Sep-19-16  ughaibu: "former challengers for the world championship [ ] Geza Maroczy"

Was that a forgotten FIDE weekend in a casino event?

Sep-19-16
Premium Chessgames Member
  Retireborn: <ughaibu> According to Hooper & Whyld, Lasker and Maroczy did sign an agreement in April 1906 to play a World championship match six months later; the match fell through for various reasons.

Maroczy's tournament results between 1899-1908 certainly made him a worthy challenger, although I'm not sure he would have worried Lasker any more than Marshall, Janowski, and Tarrasch.

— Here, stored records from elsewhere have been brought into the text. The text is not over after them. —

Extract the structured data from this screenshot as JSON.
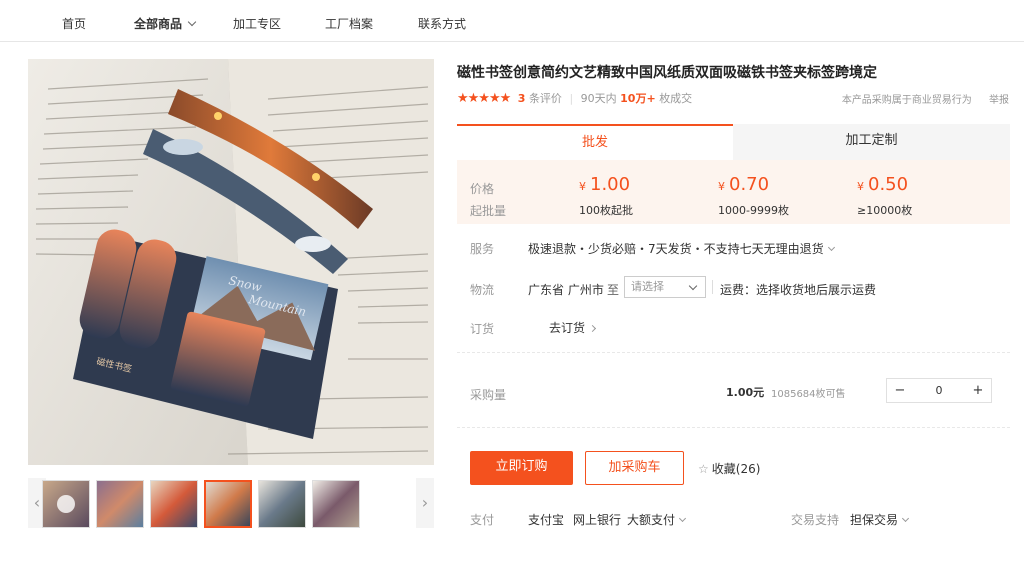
{
  "nav": {
    "items": [
      "首页",
      "全部商品",
      "加工专区",
      "工厂档案",
      "联系方式"
    ]
  },
  "product": {
    "title": "磁性书签创意简约文艺精致中国风纸质双面吸磁铁书签夹标签跨境定",
    "stars": "★★★★★",
    "review_count": "3",
    "review_label": "条评价",
    "sales_prefix": "90天内",
    "sales_count": "10万+",
    "sales_suffix": "枚成交",
    "notice": "本产品采购属于商业贸易行为",
    "report": "举报"
  },
  "tabs": [
    "批发",
    "加工定制"
  ],
  "pricing": {
    "price_label": "价格",
    "moq_label": "起批量",
    "currency": "¥",
    "tiers": [
      {
        "price": "1.00",
        "range": "100枚起批"
      },
      {
        "price": "0.70",
        "range": "1000-9999枚"
      },
      {
        "price": "0.50",
        "range": "≥10000枚"
      }
    ]
  },
  "service": {
    "label": "服务",
    "value": "极速退款・少货必赔・7天发货・不支持七天无理由退货"
  },
  "logistics": {
    "label": "物流",
    "origin": "广东省 广州市",
    "to": "至",
    "select_placeholder": "请选择",
    "freight": "运费：选择收货地后展示运费"
  },
  "order": {
    "label": "订货",
    "link": "去订货"
  },
  "purchase": {
    "label": "采购量",
    "unit_price": "1.00元",
    "stock": "1085684枚可售",
    "minus": "−",
    "quantity": "0",
    "plus": "+"
  },
  "actions": {
    "buy_now": "立即订购",
    "add_cart": "加采购车",
    "favorite": "收藏(26)"
  },
  "payment": {
    "label": "支付",
    "methods": [
      "支付宝",
      "网上银行",
      "大额支付"
    ],
    "support_label": "交易支持",
    "support_value": "担保交易"
  },
  "gallery": {
    "card_text_1": "Snow",
    "card_text_2": "Mountain",
    "pack_text": "磁性书签",
    "prev": "‹",
    "next": "›"
  },
  "colors": {
    "accent": "#f4511e",
    "price_bg": "#fdf4ee"
  }
}
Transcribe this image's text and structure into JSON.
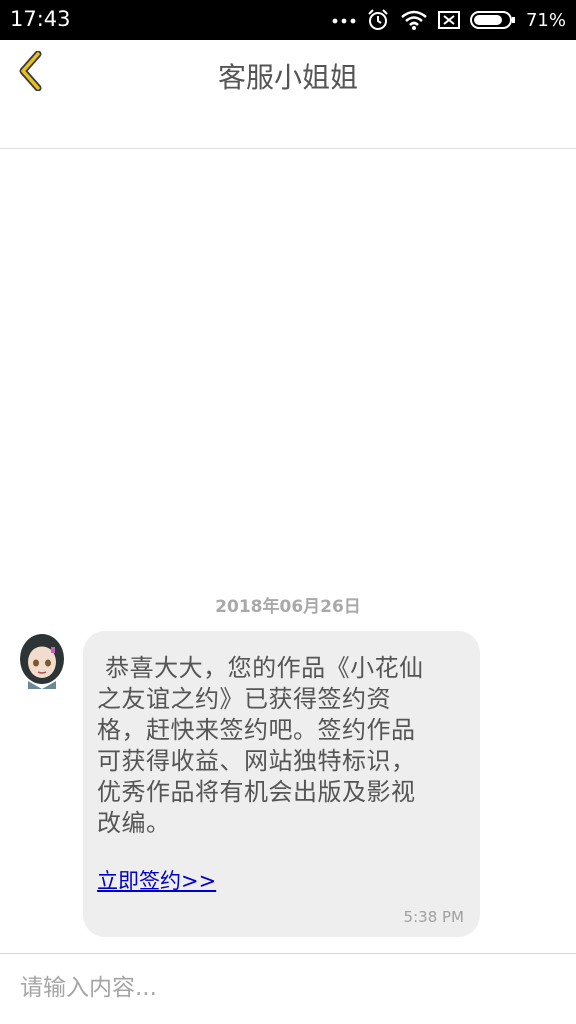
{
  "status_bar": {
    "time": "17:43",
    "battery_percent": "71%",
    "battery_level": 0.71,
    "icons": [
      "more-dots-icon",
      "alarm-icon",
      "wifi-icon",
      "sim-off-icon",
      "battery-icon"
    ]
  },
  "header": {
    "title": "客服小姐姐",
    "back_icon": "chevron-left-icon",
    "accent_color": "#e8c020"
  },
  "conversation": {
    "date": "2018年06月26日",
    "messages": [
      {
        "sender_avatar": "customer-service-avatar",
        "text": " 恭喜大大，您的作品《小花仙之友谊之约》已获得签约资格，赶快来签约吧。签约作品可获得收益、网站独特标识，优秀作品将有机会出版及影视改编。",
        "link_label": "立即签约>>",
        "time": "5:38 PM"
      }
    ]
  },
  "composer": {
    "placeholder": "请输入内容...",
    "value": ""
  }
}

Sep-19-16  ughaibu: <the match fell through for various reasons>

So, to be nit-pickingly precise, Maroczy wasn't a challenger, was he?

Oct-28-16
Premium Chessgames Member
  perfidious: <Retireborn> It still seems a loose usage of the term 'challenger' to thus style a man who never actually got to play a match for the title.
Oct-28-16
Premium Chessgames Member
  Retireborn: <perfidious> Certainly bracketing him with Bogoljubow could well give a misleading impression. The writer wants to emphasize the strength of the tournament, but that seems clear enough without mentioning that Maroczy had been one of the best players in the world 30 years earlier.

I have a soft spot for Maroczy, who was apparently a nice guy, at least by the standards of chess players(!)